With the (somewhat) recent changes to how jax handles custom VJPs, it is now possible to define derivatives using the function for which we are defining the derivative. Since the VJP for the fixed point can be computed by solving for another fixed point, a recursive implementation would allow higher order differentiation with little to no extra complexity.

[pierrelux]

There might be a conceptual issue with the introduction of the "solvers" argument in #26.

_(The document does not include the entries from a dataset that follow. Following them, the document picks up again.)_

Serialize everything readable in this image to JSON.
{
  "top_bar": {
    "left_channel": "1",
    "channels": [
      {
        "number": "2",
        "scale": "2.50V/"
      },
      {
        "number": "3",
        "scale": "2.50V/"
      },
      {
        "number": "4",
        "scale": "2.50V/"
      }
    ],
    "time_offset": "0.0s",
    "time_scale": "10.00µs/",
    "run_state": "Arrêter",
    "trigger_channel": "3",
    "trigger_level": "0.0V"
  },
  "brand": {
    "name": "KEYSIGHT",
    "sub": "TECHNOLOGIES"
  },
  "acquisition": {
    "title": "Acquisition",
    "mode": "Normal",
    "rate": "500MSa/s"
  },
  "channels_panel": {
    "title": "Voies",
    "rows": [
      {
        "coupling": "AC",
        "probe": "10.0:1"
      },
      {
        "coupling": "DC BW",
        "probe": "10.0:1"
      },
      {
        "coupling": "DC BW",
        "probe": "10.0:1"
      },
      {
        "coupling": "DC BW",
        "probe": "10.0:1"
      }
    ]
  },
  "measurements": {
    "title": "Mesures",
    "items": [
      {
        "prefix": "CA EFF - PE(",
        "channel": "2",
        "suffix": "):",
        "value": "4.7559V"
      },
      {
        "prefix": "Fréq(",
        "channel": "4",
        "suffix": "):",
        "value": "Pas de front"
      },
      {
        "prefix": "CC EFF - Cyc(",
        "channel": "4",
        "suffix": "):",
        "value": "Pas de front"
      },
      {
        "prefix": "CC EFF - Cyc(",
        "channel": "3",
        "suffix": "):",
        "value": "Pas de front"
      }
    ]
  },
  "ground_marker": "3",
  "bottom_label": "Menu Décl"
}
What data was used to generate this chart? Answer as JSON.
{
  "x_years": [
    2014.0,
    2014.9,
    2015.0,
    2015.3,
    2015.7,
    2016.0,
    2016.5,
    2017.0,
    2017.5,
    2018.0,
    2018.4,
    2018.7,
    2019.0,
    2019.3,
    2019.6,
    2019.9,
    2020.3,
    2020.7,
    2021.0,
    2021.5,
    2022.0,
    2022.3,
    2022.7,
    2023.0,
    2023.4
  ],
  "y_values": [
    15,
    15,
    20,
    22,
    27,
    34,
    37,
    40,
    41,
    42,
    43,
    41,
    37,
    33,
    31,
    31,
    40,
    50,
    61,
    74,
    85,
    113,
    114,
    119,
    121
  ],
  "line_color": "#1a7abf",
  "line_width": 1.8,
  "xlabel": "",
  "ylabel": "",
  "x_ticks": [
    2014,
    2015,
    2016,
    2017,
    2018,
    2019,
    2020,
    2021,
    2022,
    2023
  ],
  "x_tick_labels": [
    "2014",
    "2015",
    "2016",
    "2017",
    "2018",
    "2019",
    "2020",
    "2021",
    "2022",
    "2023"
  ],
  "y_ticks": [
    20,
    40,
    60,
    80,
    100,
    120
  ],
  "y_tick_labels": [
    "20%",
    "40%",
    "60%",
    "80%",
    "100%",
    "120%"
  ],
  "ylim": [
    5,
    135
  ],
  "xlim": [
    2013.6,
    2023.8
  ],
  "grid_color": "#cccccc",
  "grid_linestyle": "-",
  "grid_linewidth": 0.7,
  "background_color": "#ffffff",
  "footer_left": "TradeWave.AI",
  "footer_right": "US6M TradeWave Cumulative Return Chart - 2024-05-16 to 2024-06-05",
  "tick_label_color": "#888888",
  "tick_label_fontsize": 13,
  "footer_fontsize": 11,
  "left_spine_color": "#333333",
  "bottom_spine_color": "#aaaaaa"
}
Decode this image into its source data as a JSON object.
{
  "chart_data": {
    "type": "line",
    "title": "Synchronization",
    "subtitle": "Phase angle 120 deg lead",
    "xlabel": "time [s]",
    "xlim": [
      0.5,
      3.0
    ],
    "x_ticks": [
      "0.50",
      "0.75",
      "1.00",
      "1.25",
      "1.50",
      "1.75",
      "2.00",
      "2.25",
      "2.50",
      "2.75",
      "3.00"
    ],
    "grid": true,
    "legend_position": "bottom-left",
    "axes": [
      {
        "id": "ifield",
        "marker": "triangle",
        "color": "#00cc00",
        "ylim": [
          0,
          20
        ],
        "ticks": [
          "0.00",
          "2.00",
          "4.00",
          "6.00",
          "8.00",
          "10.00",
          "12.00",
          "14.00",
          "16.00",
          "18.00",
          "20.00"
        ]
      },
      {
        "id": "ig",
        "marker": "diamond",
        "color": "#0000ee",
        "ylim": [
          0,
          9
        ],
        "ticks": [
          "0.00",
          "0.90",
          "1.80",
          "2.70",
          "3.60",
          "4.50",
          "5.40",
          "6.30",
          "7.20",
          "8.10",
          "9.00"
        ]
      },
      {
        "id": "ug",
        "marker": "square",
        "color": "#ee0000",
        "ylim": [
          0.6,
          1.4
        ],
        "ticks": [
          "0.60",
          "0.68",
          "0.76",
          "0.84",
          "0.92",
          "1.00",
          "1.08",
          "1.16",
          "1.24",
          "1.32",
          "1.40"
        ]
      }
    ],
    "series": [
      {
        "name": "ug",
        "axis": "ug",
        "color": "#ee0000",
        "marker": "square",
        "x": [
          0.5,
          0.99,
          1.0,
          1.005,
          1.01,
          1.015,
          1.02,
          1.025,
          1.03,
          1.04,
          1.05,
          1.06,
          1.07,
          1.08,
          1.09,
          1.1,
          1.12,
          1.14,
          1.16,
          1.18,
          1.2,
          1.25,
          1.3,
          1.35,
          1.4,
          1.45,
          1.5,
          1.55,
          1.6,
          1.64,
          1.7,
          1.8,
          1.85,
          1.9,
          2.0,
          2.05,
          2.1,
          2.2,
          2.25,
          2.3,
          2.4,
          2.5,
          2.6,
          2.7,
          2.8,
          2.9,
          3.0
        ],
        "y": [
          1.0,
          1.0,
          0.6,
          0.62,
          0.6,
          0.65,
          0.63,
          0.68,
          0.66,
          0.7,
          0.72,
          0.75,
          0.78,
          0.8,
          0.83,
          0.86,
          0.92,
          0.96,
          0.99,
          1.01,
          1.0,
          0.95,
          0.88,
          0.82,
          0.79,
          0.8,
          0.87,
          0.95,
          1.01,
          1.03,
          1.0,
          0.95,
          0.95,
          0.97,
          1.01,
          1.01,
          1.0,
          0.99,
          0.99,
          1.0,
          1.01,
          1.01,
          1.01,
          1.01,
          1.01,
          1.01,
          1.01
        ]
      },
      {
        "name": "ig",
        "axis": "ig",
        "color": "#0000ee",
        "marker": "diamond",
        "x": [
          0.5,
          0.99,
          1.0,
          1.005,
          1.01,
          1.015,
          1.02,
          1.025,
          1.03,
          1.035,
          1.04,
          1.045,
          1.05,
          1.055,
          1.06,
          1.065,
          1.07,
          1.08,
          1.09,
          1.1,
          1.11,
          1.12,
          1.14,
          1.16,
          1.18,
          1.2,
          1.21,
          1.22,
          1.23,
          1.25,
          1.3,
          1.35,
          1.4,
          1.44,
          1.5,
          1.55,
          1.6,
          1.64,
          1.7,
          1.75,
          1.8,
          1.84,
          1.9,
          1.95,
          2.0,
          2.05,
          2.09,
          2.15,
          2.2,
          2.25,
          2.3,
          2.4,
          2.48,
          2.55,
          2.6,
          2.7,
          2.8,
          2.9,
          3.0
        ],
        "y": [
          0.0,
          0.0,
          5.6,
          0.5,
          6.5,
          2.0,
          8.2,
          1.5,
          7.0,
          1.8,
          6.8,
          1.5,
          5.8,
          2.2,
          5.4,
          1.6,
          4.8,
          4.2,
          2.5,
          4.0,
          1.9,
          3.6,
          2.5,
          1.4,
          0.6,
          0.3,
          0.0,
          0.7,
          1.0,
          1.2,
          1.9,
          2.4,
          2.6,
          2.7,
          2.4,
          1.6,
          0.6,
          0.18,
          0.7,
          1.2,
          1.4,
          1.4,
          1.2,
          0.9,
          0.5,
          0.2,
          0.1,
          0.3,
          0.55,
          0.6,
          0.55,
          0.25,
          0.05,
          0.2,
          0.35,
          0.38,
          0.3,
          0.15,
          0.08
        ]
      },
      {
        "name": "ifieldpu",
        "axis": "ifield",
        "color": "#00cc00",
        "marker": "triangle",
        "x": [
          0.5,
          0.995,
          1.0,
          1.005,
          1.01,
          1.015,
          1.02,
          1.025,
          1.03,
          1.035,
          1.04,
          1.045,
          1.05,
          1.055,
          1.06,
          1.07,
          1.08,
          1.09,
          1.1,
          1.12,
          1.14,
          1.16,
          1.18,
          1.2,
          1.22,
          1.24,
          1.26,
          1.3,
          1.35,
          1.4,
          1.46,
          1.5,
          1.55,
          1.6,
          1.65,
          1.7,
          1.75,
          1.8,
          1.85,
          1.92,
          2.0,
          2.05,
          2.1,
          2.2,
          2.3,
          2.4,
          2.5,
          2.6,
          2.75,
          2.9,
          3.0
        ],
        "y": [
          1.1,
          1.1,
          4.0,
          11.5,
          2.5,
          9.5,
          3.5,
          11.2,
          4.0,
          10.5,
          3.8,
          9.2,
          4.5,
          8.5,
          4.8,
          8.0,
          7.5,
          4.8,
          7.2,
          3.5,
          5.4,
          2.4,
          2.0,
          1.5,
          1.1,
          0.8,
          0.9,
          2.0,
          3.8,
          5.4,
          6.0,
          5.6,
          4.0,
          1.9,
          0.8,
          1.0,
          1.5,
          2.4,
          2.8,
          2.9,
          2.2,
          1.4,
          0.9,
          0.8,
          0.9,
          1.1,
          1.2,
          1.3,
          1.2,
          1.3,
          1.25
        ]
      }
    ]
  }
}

https://github.com/gehring/fax/blob/9701c79b64830dbc3c8b250a77394dfdc8ab6bca/fax/implicit/twophase.py#L134-L152

It looks like the only role played by potential custom "backward" is to solve the associated adjoint fixed-point equation using a potentially different successive approximation method. My previous understanding of this feature is that it would let you specify any solver for $\bar{x} (I - D_x f(x^\star, \theta))^{-1}$ for some arbitrary adjoint vector, irrespectively from the particular underlying algorithm (CG, GMRES).

[gehring]

As far as two_phase_solve is concerned, you are always solving fixed-point problems regardless of forwards/backwards/other. It formulates reverse differentiation as a fixed-point problem and recursively calls itself with one fewer solver. The solvers should return a fixed-point of whatever function it is given. You could give it a solver based on CG or GMRES if you wanted. I'm not quite sure I understand the issue you are trying to raise.

[pierrelux]

From the perspective of Christianson and the view where two_phase_solve is a FP thing only, then yes I think that imposing that the backward solver operates on the backward FP problem makes sense. However, we can also think of not imposing to solve for the backward problem as a FP problem. At the high level, you have a linear operator fp_vjp_fn and you want to find a dout such that fp_vjp_fn(dout) = dvalue. You can view that as a FP problem if you want, but this is also just a linear system of equations with the linear operator fp_vjp_fn and "right hand side" equals to `dvalue'.

[gehring]

I think I understand what you want. I don't know if I want to change the whole "differentiate a fixed-point by solving a fixed-point" paradigm of Christianson's two-phase method. Although far from elegant, you can still bake in your parametric function into your backwards solver and ignore the function that is passed while still using the other arguments provided (e.g., solved fixed-point, parameters, cotangent). It's awkward but the solvers argument still lets you exploit linearity.

However, I definitely agree that limiting our implicit methods to fixed-point problems is inconvenient if not outright limiting. To address this, I will be implementing a proper implicit differentiation backend which will be built around root finding. Once that's done, I'll refactor two_phase_solve to use the root finding backend and we can revisit the solvers argument. I'm also contemplating just deprecating two_phase_solve entirely in favor of more descriptive and explicit names, e.g., root_solve, fixed_point_solve. That would also address the issue of possibly misleading users by referencing Christianson's method but actually solving derivatives using a root finding formulation which I can't guarantee will be identical once XLA does its thing.